Another interesting change that will show up on MCI’s new balance sheet is an amazing swing in asset value. According to “Restoring Trust,” the report to the court about MCI governance by appointed monitor Richard Breeden, MCI listed US$104 billion in assets in March 2002, with “approximately US$45 billion in goodwill and US$39 billion in the carrying value of its property, plant and equipment (sometimes referred to as PP&E). When it completes its opening date balance sheet on emergence from bankruptcy, the prior US$104 billion in assets is likely to have been reduced to approximately US$20 billion. The company has announced that it believes all its goodwill is permanently impaired (worthless) in value (if indeed such value ever existed), and that its PP&E should be written down by approximately US$29 billion.”

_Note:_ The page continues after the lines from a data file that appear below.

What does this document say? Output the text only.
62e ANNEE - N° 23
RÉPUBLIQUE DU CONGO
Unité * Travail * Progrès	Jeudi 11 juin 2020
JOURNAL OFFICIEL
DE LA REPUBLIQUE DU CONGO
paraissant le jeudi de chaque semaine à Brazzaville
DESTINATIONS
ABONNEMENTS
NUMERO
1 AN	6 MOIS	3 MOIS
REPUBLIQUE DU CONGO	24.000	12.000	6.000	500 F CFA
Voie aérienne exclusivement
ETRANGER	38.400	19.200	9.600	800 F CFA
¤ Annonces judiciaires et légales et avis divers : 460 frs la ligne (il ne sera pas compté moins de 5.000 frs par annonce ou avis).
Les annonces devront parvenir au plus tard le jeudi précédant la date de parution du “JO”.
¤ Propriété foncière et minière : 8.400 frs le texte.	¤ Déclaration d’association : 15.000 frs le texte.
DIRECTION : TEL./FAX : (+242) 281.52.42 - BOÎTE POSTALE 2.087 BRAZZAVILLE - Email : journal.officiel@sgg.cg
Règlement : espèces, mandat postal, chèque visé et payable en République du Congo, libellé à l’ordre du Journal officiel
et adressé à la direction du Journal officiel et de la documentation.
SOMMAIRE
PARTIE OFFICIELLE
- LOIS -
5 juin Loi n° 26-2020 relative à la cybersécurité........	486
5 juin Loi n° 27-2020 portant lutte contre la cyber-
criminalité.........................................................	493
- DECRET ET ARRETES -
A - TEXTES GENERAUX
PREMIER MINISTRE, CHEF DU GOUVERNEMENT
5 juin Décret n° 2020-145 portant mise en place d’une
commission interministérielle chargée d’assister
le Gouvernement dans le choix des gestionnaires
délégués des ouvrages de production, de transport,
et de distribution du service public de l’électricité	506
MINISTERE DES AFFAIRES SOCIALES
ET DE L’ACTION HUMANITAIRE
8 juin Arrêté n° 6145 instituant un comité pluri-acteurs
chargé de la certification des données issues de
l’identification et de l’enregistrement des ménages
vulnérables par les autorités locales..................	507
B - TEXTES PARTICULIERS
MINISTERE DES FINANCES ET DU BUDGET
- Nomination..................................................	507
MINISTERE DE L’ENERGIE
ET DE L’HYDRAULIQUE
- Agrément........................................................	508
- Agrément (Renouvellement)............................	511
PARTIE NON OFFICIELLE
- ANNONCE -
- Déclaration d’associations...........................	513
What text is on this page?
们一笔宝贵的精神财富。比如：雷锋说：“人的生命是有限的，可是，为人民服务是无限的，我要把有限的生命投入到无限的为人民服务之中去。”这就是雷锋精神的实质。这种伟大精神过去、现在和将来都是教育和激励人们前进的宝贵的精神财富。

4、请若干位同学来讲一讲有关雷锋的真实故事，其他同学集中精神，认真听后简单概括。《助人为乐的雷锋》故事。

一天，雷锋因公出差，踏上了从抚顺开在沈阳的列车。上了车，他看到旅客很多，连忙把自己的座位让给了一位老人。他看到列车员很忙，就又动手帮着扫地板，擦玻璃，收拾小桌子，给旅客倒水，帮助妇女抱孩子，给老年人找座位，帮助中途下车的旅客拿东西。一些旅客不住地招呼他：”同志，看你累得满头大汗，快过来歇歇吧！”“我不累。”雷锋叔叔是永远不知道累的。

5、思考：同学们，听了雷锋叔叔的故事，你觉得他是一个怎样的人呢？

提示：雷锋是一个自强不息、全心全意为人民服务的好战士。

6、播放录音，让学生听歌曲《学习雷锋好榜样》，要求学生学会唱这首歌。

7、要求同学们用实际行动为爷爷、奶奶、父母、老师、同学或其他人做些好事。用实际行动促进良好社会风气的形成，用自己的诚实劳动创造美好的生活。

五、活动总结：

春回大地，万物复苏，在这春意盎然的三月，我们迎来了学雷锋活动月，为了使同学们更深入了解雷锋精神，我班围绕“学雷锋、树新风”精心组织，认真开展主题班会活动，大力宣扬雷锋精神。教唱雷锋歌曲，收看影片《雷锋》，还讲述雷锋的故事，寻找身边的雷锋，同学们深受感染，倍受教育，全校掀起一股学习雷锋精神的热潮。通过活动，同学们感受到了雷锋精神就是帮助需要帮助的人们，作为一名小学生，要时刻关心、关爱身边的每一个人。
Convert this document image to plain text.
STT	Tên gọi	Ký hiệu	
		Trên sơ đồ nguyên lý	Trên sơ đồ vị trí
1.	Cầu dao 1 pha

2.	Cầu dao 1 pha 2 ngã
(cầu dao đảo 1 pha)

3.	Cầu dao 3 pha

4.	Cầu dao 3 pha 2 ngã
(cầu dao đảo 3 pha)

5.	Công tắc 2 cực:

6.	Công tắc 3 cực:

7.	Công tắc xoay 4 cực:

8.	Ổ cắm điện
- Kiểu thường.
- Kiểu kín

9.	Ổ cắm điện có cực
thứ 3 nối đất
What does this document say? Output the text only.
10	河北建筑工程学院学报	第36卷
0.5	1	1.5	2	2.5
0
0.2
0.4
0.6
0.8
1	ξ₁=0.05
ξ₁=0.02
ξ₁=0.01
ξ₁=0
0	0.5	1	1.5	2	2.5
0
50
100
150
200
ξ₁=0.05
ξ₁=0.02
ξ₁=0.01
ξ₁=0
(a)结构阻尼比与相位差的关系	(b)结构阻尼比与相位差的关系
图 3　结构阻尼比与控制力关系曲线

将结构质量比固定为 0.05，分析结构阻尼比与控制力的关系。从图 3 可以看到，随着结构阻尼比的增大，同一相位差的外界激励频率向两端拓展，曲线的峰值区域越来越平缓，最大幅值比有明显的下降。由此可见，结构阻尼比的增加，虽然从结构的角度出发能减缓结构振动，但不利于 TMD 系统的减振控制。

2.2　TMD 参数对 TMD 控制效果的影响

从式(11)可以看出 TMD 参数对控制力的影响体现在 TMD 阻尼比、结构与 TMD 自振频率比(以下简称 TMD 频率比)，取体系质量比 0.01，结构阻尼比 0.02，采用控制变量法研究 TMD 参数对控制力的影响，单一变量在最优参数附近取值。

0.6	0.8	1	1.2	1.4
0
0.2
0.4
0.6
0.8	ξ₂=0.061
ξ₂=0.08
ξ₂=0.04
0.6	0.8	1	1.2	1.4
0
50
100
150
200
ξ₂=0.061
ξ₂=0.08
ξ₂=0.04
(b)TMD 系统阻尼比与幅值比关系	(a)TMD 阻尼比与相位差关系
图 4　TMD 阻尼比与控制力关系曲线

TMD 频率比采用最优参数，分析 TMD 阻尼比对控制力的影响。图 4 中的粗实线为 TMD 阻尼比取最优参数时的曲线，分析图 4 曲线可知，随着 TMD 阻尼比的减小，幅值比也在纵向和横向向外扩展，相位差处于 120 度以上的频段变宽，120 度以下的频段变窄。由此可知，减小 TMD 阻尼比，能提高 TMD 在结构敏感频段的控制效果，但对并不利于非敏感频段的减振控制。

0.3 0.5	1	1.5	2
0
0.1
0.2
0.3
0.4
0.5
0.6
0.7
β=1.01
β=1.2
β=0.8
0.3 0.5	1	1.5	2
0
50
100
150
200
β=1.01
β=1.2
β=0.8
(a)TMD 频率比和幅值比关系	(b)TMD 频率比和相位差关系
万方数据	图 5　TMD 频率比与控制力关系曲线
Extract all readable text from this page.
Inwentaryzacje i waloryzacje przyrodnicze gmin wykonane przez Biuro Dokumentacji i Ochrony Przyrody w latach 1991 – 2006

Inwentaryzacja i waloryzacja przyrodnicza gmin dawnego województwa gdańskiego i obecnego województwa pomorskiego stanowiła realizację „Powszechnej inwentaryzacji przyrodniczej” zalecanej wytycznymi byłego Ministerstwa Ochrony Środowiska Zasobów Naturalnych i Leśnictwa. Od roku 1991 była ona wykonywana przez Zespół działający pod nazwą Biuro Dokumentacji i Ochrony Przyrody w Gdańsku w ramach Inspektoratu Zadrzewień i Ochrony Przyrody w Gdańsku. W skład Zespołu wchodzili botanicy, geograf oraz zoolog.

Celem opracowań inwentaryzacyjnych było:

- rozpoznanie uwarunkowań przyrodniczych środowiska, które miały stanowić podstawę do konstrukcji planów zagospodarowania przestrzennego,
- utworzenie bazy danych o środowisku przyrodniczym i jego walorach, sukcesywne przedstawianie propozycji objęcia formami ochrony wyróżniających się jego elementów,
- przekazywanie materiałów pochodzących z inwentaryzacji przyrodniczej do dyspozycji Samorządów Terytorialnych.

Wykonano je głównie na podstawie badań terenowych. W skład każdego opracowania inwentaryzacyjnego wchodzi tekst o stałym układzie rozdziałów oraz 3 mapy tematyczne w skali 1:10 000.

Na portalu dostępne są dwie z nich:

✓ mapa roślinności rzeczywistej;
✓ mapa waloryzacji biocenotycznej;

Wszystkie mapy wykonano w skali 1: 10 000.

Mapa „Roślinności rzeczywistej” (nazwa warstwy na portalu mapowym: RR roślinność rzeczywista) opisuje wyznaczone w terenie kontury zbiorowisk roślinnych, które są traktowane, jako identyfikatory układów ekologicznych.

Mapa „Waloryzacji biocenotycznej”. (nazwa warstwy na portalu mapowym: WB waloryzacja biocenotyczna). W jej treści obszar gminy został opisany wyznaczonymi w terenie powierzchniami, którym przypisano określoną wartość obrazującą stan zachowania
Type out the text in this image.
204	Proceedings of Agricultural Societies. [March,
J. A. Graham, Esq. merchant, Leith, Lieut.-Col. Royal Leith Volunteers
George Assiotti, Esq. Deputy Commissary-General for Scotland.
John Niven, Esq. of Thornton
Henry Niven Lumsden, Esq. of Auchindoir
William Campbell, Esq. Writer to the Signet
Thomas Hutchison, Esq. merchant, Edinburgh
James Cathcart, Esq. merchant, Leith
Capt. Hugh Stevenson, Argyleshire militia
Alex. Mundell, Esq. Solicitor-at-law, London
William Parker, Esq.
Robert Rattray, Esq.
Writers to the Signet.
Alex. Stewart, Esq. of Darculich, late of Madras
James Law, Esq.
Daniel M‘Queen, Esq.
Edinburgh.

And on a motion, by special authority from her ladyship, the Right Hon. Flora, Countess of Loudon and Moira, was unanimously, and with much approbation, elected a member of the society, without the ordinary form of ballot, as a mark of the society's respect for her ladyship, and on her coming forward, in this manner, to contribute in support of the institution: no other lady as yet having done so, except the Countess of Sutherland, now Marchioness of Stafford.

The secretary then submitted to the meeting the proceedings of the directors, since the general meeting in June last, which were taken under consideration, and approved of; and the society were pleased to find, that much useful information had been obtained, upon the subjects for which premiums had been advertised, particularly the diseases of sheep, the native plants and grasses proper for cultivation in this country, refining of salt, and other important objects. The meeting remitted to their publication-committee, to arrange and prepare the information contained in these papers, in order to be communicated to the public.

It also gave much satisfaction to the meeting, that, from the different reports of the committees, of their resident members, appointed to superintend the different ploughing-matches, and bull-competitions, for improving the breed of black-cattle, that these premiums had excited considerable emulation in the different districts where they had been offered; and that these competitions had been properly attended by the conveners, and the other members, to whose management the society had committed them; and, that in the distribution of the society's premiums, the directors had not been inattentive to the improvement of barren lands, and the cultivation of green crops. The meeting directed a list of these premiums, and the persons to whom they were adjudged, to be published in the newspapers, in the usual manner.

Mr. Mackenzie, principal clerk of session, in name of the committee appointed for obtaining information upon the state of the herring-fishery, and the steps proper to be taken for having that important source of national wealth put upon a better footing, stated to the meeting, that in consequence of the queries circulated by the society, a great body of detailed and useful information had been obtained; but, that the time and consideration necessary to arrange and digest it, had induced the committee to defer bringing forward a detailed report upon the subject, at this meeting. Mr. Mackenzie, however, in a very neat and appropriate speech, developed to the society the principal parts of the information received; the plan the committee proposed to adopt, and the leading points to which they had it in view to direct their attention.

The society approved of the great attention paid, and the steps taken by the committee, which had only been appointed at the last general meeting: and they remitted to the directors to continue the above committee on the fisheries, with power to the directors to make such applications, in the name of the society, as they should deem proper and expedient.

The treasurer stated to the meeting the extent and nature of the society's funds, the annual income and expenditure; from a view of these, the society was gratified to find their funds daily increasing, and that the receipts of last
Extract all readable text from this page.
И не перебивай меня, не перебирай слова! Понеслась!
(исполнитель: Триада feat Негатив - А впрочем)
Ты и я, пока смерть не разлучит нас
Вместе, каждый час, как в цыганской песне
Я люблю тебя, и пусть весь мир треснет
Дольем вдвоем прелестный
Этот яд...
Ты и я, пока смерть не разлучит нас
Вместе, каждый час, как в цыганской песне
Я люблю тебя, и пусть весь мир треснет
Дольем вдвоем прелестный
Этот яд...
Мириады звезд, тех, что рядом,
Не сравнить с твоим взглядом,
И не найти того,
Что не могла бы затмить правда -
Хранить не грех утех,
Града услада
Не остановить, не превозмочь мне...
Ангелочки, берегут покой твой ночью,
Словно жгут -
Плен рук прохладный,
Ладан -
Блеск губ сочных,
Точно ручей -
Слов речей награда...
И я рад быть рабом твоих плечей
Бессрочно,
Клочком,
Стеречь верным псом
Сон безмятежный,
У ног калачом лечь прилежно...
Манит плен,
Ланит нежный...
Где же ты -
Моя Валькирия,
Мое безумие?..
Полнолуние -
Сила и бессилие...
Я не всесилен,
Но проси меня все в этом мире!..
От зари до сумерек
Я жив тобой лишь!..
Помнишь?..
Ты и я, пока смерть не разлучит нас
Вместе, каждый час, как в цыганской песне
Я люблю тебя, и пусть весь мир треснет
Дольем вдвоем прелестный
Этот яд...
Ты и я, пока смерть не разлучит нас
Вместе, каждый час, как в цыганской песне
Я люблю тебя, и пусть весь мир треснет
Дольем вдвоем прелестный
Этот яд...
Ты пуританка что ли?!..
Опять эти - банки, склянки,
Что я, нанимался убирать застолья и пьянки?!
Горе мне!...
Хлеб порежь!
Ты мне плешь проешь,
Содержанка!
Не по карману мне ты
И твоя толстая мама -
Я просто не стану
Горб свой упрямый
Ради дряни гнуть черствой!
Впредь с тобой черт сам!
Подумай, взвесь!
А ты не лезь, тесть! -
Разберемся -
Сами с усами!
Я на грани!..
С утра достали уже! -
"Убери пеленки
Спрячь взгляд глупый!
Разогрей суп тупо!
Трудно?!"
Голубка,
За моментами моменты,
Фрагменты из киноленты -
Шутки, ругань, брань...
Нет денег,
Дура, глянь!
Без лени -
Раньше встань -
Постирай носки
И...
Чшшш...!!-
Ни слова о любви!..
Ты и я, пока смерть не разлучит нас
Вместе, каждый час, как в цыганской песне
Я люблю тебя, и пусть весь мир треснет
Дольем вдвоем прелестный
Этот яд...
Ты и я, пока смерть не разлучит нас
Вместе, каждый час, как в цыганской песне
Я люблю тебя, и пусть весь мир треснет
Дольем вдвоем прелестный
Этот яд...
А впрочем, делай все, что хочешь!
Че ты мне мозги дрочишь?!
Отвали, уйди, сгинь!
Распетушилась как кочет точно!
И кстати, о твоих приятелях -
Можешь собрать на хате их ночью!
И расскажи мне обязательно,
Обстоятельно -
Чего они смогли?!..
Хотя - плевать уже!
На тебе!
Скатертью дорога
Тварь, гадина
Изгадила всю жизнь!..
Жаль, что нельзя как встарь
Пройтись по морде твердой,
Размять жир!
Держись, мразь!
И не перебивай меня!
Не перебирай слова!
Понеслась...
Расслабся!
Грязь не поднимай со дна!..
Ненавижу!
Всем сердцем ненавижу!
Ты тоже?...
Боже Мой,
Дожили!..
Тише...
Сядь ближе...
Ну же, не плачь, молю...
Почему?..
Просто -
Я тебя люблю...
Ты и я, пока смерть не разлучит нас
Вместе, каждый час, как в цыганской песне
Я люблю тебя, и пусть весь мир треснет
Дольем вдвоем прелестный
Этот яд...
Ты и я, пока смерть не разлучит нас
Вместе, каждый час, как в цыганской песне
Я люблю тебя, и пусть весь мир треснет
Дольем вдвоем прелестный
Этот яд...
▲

The history detailed in the report is fascinating reading, and the corporate governance ideas Breeden puts forth will result in MCI emerging from bankruptcy with some of the strictest, most-progressive management thinking anywhere.

But the market MCI emerges into is still troubled, best characterized by AT&T’s on-again off-again wedding dance with BellSouth. As nicely positioned as AT&T is with its modern network and reputation with big business, its efforts to find a regional Bell operating company partner is indication enough that colossal change is still to come.

It is not unreasonable to expect AT&T and MCI to be swallowed by RBOCs and the market to settle out with three or four national, all-purpose players. Until then, we welcome the diversity that a more-healthy MCI brings back.